Generally, as semiconductor memory devices become more highly integrated, a cell size inside the semiconductor memory is gradually reduced, and a driving voltage is lowered due to the reduced cell size.
Meanwhile, such a semiconductor memory includes an internal voltage generator to receive a power supply voltage VDD and generate an internal voltage required in the semiconductor memory.
FIG. 1 is a circuit diagram showing an internal voltage generator according to the related art. Particularly, the internal voltage generator generates an internal voltage VPP used in word lines of a memory cell by raising the power supply voltage VDD.

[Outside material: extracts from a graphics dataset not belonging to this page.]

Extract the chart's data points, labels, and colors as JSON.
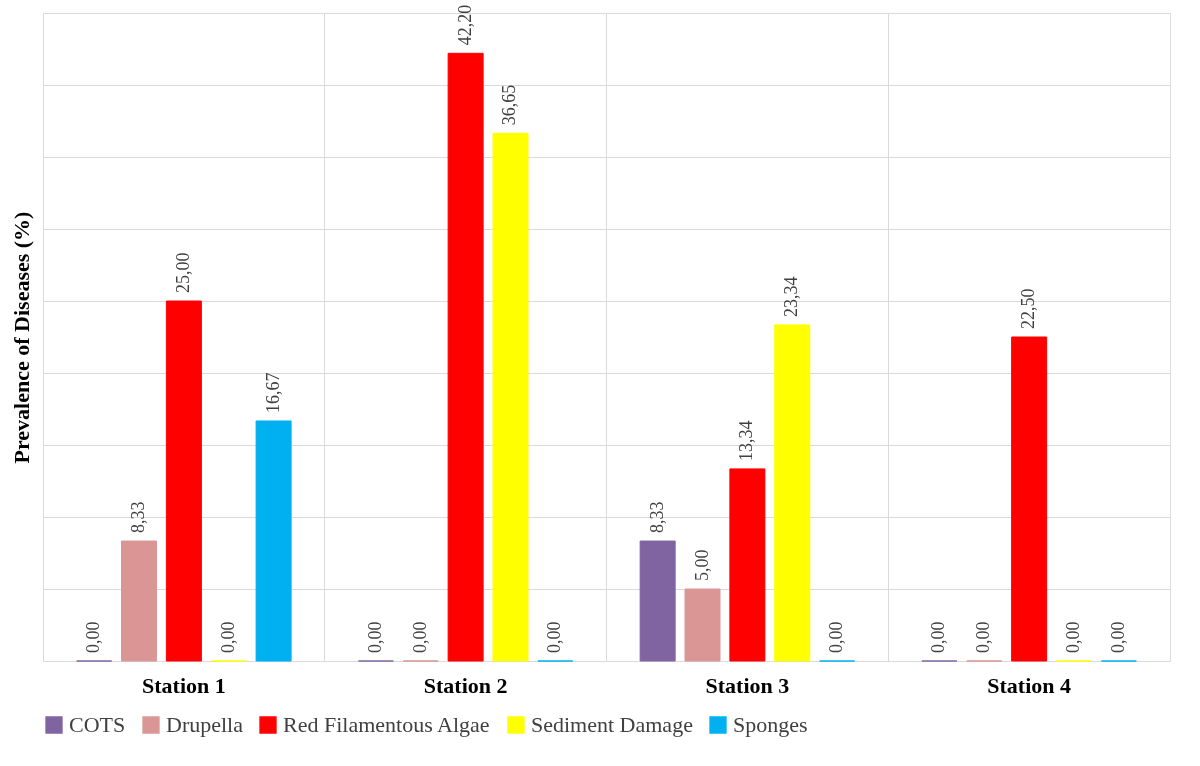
{
  "chart_data": {
    "type": "bar",
    "ylabel": "Prevalence of Diseases (%)",
    "categories": [
      "Station 1",
      "Station 2",
      "Station 3",
      "Station 4"
    ],
    "series": [
      {
        "name": "COTS",
        "color": "#8064a2",
        "values": [
          0,
          0,
          8.33,
          0
        ],
        "value_labels": [
          "0,00",
          "0,00",
          "8,33",
          "0,00"
        ]
      },
      {
        "name": "Drupella",
        "color": "#d99694",
        "values": [
          8.33,
          0,
          5,
          0
        ],
        "value_labels": [
          "8,33",
          "0,00",
          "5,00",
          "0,00"
        ]
      },
      {
        "name": "Red Filamentous Algae",
        "color": "#ff0000",
        "values": [
          25,
          42.2,
          13.34,
          22.5
        ],
        "value_labels": [
          "25,00",
          "42,20",
          "13,34",
          "22,50"
        ]
      },
      {
        "name": "Sediment Damage",
        "color": "#ffff00",
        "values": [
          0,
          36.65,
          23.34,
          0
        ],
        "value_labels": [
          "0,00",
          "36,65",
          "23,34",
          "0,00"
        ]
      },
      {
        "name": "Sponges",
        "color": "#00b0f0",
        "values": [
          16.67,
          0,
          0,
          0
        ],
        "value_labels": [
          "16,67",
          "0,00",
          "0,00",
          "0,00"
        ]
      }
    ],
    "ylim": [
      0,
      45
    ],
    "yticks": [
      {
        "value": 0,
        "label": null
      },
      {
        "value": 5,
        "label": null
      },
      {
        "value": 10,
        "label": null
      },
      {
        "value": 15,
        "label": null
      },
      {
        "value": 20,
        "label": null
      },
      {
        "value": 25,
        "label": null
      },
      {
        "value": 30,
        "label": null
      },
      {
        "value": 35,
        "label": null
      },
      {
        "value": 40,
        "label": null
      },
      {
        "value": 45,
        "label": null
      }
    ],
    "tick_labels": "x",
    "grid": true,
    "legend": "bottom"
  }
}
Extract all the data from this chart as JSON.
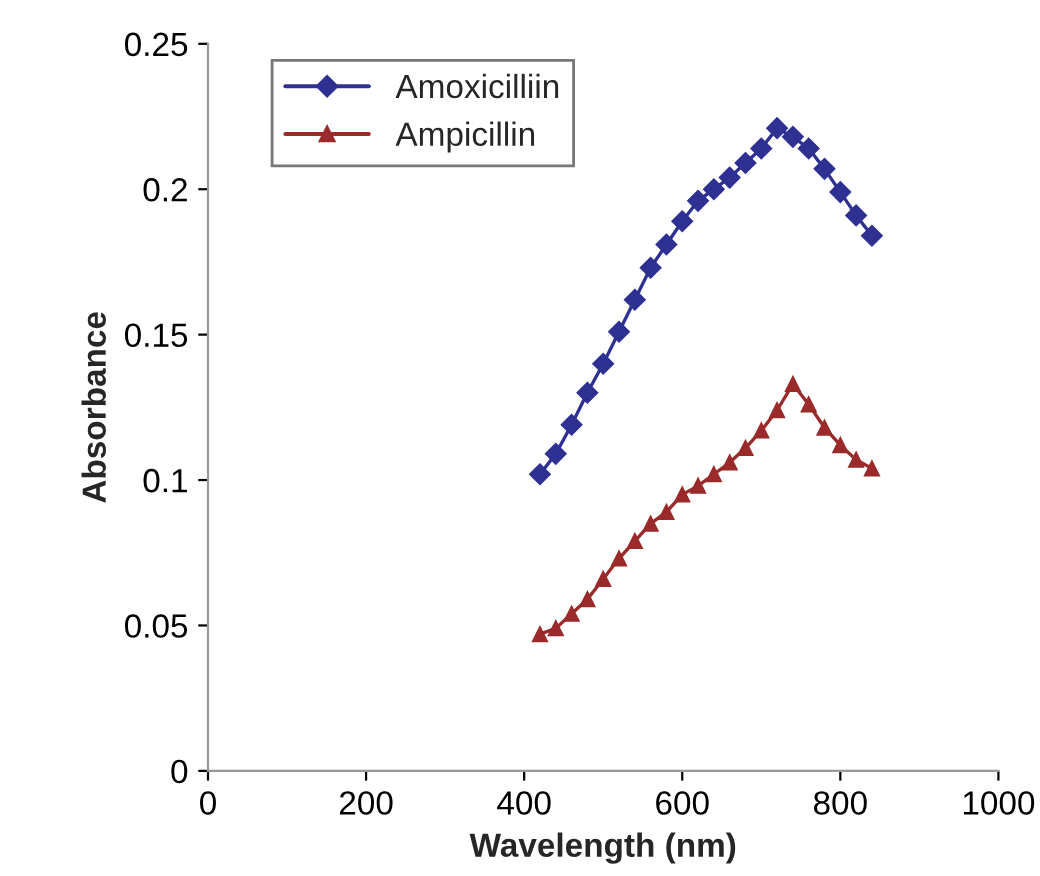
{
  "chart_data": {
    "type": "line",
    "xlabel": "Wavelength (nm)",
    "ylabel": "Absorbance",
    "x": [
      420,
      440,
      460,
      480,
      500,
      520,
      540,
      560,
      580,
      600,
      620,
      640,
      660,
      680,
      700,
      720,
      740,
      760,
      780,
      800,
      820,
      840
    ],
    "series": [
      {
        "name": "Amoxicilliin",
        "color": "#2e3192",
        "marker": "diamond",
        "values": [
          0.102,
          0.109,
          0.119,
          0.13,
          0.14,
          0.151,
          0.162,
          0.173,
          0.181,
          0.189,
          0.196,
          0.2,
          0.204,
          0.209,
          0.214,
          0.221,
          0.218,
          0.214,
          0.207,
          0.199,
          0.191,
          0.184
        ]
      },
      {
        "name": "Ampicillin",
        "color": "#9b2a2a",
        "marker": "triangle",
        "values": [
          0.047,
          0.049,
          0.054,
          0.059,
          0.066,
          0.073,
          0.079,
          0.085,
          0.089,
          0.095,
          0.098,
          0.102,
          0.106,
          0.111,
          0.117,
          0.124,
          0.133,
          0.126,
          0.118,
          0.112,
          0.107,
          0.104
        ]
      }
    ],
    "xlim": [
      0,
      1000
    ],
    "xticks": [
      0,
      200,
      400,
      600,
      800,
      1000
    ],
    "ylim": [
      0,
      0.25
    ],
    "yticks": [
      0,
      0.05,
      0.1,
      0.15,
      0.2,
      0.25
    ],
    "grid": false,
    "legend": "top left",
    "line_style": "solid"
  }
}
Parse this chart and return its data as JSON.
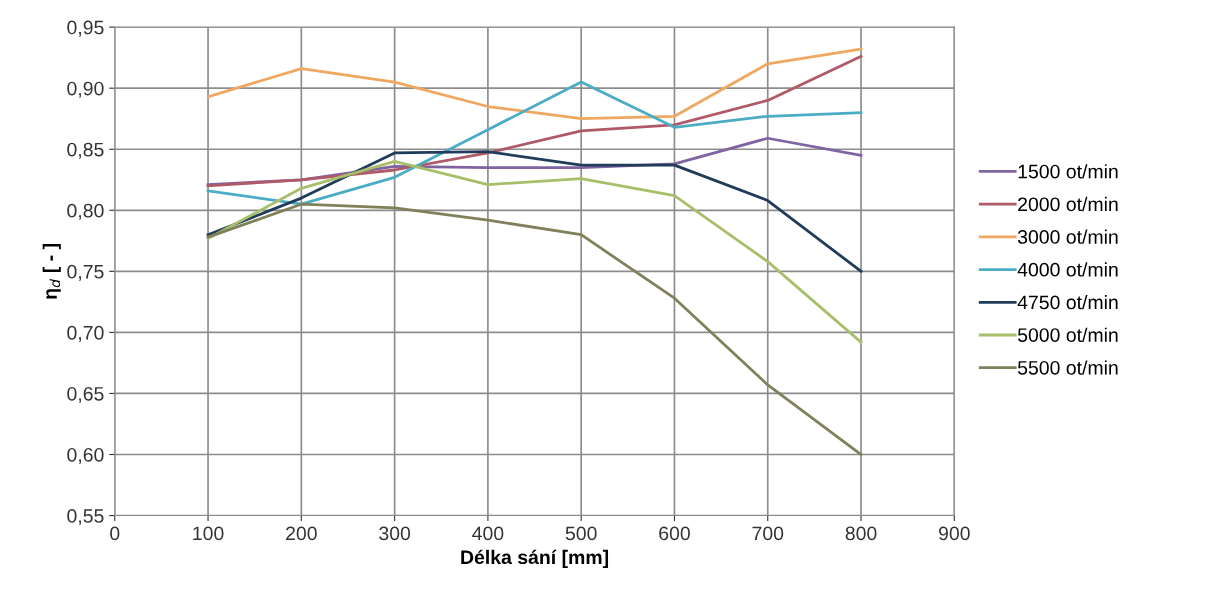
{
  "chart_data": {
    "type": "line",
    "xlabel": "Délka sání [mm]",
    "ylabel": "η$_{d}$ [ - ]",
    "x": [
      100,
      200,
      300,
      400,
      500,
      600,
      700,
      800
    ],
    "xlim": [
      0,
      900
    ],
    "xticks": [
      0,
      100,
      200,
      300,
      400,
      500,
      600,
      700,
      800,
      900
    ],
    "ylim": [
      0.55,
      0.95
    ],
    "yticks": [
      {
        "value": 0.55,
        "label": "0,55"
      },
      {
        "value": 0.6,
        "label": "0,60"
      },
      {
        "value": 0.65,
        "label": "0,65"
      },
      {
        "value": 0.7,
        "label": "0,70"
      },
      {
        "value": 0.75,
        "label": "0,75"
      },
      {
        "value": 0.8,
        "label": "0,80"
      },
      {
        "value": 0.85,
        "label": "0,85"
      },
      {
        "value": 0.9,
        "label": "0,90"
      },
      {
        "value": 0.95,
        "label": "0,95"
      }
    ],
    "grid": true,
    "legend": "right",
    "line_style": "solid",
    "series": [
      {
        "name": "1500 ot/min",
        "color": "#8064a2",
        "values": [
          0.821,
          0.825,
          0.836,
          0.835,
          0.835,
          0.838,
          0.859,
          0.845
        ]
      },
      {
        "name": "2000 ot/min",
        "color": "#b05a68",
        "values": [
          0.82,
          0.825,
          0.833,
          0.847,
          0.865,
          0.87,
          0.89,
          0.926
        ]
      },
      {
        "name": "3000 ot/min",
        "color": "#f0a860",
        "values": [
          0.893,
          0.916,
          0.905,
          0.885,
          0.875,
          0.877,
          0.92,
          0.932
        ]
      },
      {
        "name": "4000 ot/min",
        "color": "#4bacc6",
        "values": [
          0.816,
          0.805,
          0.827,
          0.866,
          0.905,
          0.868,
          0.877,
          0.88
        ]
      },
      {
        "name": "4750 ot/min",
        "color": "#1f3c5a",
        "values": [
          0.78,
          0.81,
          0.847,
          0.848,
          0.837,
          0.837,
          0.808,
          0.75
        ]
      },
      {
        "name": "5000 ot/min",
        "color": "#a8bf6a",
        "values": [
          0.777,
          0.818,
          0.84,
          0.821,
          0.826,
          0.812,
          0.758,
          0.692
        ]
      },
      {
        "name": "5500 ot/min",
        "color": "#80805a",
        "values": [
          0.778,
          0.805,
          0.802,
          0.792,
          0.78,
          0.728,
          0.657,
          0.6
        ]
      }
    ]
  }
}
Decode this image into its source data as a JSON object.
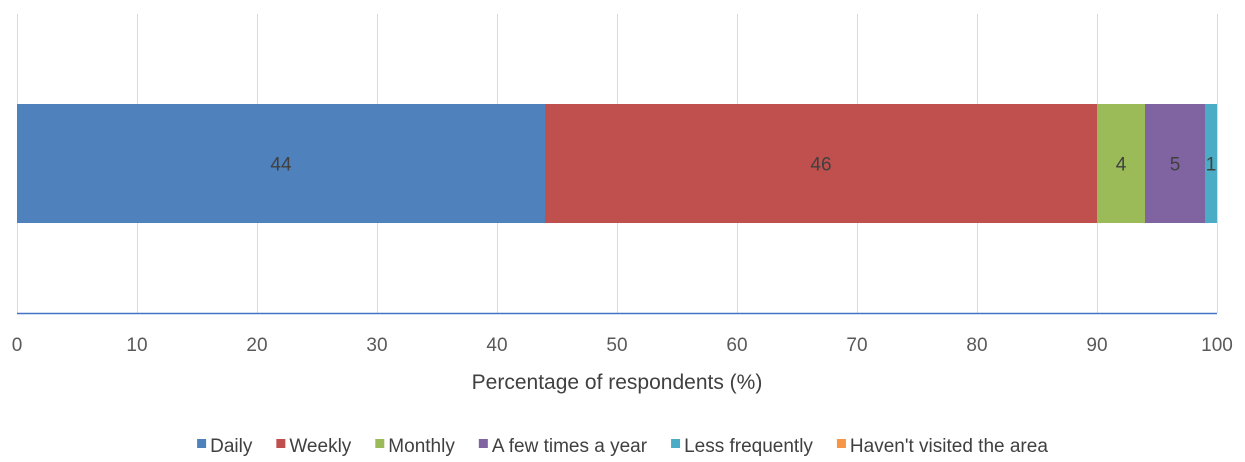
{
  "chart_data": {
    "type": "bar",
    "orientation": "horizontal",
    "stacked": true,
    "categories": [
      ""
    ],
    "series": [
      {
        "name": "Daily",
        "values": [
          44
        ],
        "color": "#4F81BD"
      },
      {
        "name": "Weekly",
        "values": [
          46
        ],
        "color": "#C0504D"
      },
      {
        "name": "Monthly",
        "values": [
          4
        ],
        "color": "#9BBB59"
      },
      {
        "name": "A few times a year",
        "values": [
          5
        ],
        "color": "#8064A2"
      },
      {
        "name": "Less frequently",
        "values": [
          1
        ],
        "color": "#4BACC6"
      },
      {
        "name": "Haven't visited the area",
        "values": [
          0
        ],
        "color": "#F79646"
      }
    ],
    "xlabel": "Percentage of respondents  (%)",
    "xlim": [
      0,
      100
    ],
    "xticks": [
      0,
      10,
      20,
      30,
      40,
      50,
      60,
      70,
      80,
      90,
      100
    ],
    "data_labels": true,
    "grid": "vertical",
    "legend_position": "bottom",
    "axis_line_color": "#4472C4",
    "gridline_color": "#D9D9D9"
  }
}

As shown in FIG. 1, the internal voltage (VPP) generator according to the related art includes an internal voltage detecting unit 100, which detects the level of the internal voltage VPP to output an internal voltage pumping signal Vpump_on, a reference voltage generating unit 200, which generates a reference voltage Vref for the internal voltage VPP, and an internal voltage generating unit 300, which pumps the internal voltage VPP according to the internal voltage pumping signal Vpump_on. The internal voltage detector 100 includes a differential amplifier to operate by comparing a voltage Vsens, which is generated by detecting the level of the internal voltage VPP, and the reference voltage Vref.
In the differential amplifier of the internal voltage detector 100, if a semiconductor memory is in an active operation mode, a first current sink unit NM1 is turned on in response to an active signal ACT to form a current path. In addition, if the semiconductor memory is in a stand-by operation mode, a second current sink unit NM2 is turned on in response to the reference voltage Vref to form a current path. Generally, the second current sink unit NM2 includes a transistor having a channel longer than that of a transistor of the first current sink unit NM1 in order to reduce current consumption.
Hereinafter, the operation of the internal voltage generator having the above structure according to the related art will be described.
As shown in FIG. 1, the internal voltage detector 100 detects the level of the internal voltage VPP, and compares the detected voltage Vsens with the reference voltage Vref.
In this case, if the detected voltage Vsense is smaller than the reference voltage Vref, a transistor NM4 is open more than a transistor NM3, so that a signal of a node A becomes a low level, and the internal voltage pumping signal Vpump_on becomes a high level. Thus, the internal voltage generating unit 300 generates the internal voltage VPP in response to the internal voltage pumping signal Vpump_on having a high level.
In contrast, if the detected voltage Vsense is greater than the reference voltage Vref, the transistor NM3 is opened more than the transistor NM4, so that a signal of a node B becomes a low level, and the signal of the node A becomes a high level. Accordingly, the internal voltage pumping signal Vpump_on becomes a low level, so that the internal voltage generating unit 300 is stopped.
Meanwhile, if such an internal voltage generator according to the related art is in an active operation mode under a cold temperature, the first current sink unit NM1 is turned on so that the differential amplifier smoothly operates. However, if the internal voltage generator is in a stand-by operation mode, the threshold voltage of the second sync unit NM2 rises so that the differential amplifier does not operate smoothly. Accordingly, the internal voltage detecting unit 100 erroneously operates to be failed.
Even if the level of the internal voltage VPP becomes a high level, such an erroneous operation of the internal voltage detecting unit 100 continuously operates the internal voltage generating unit 300 without stopping the internal voltage generating unit 300, so that excessive current consumption occurs.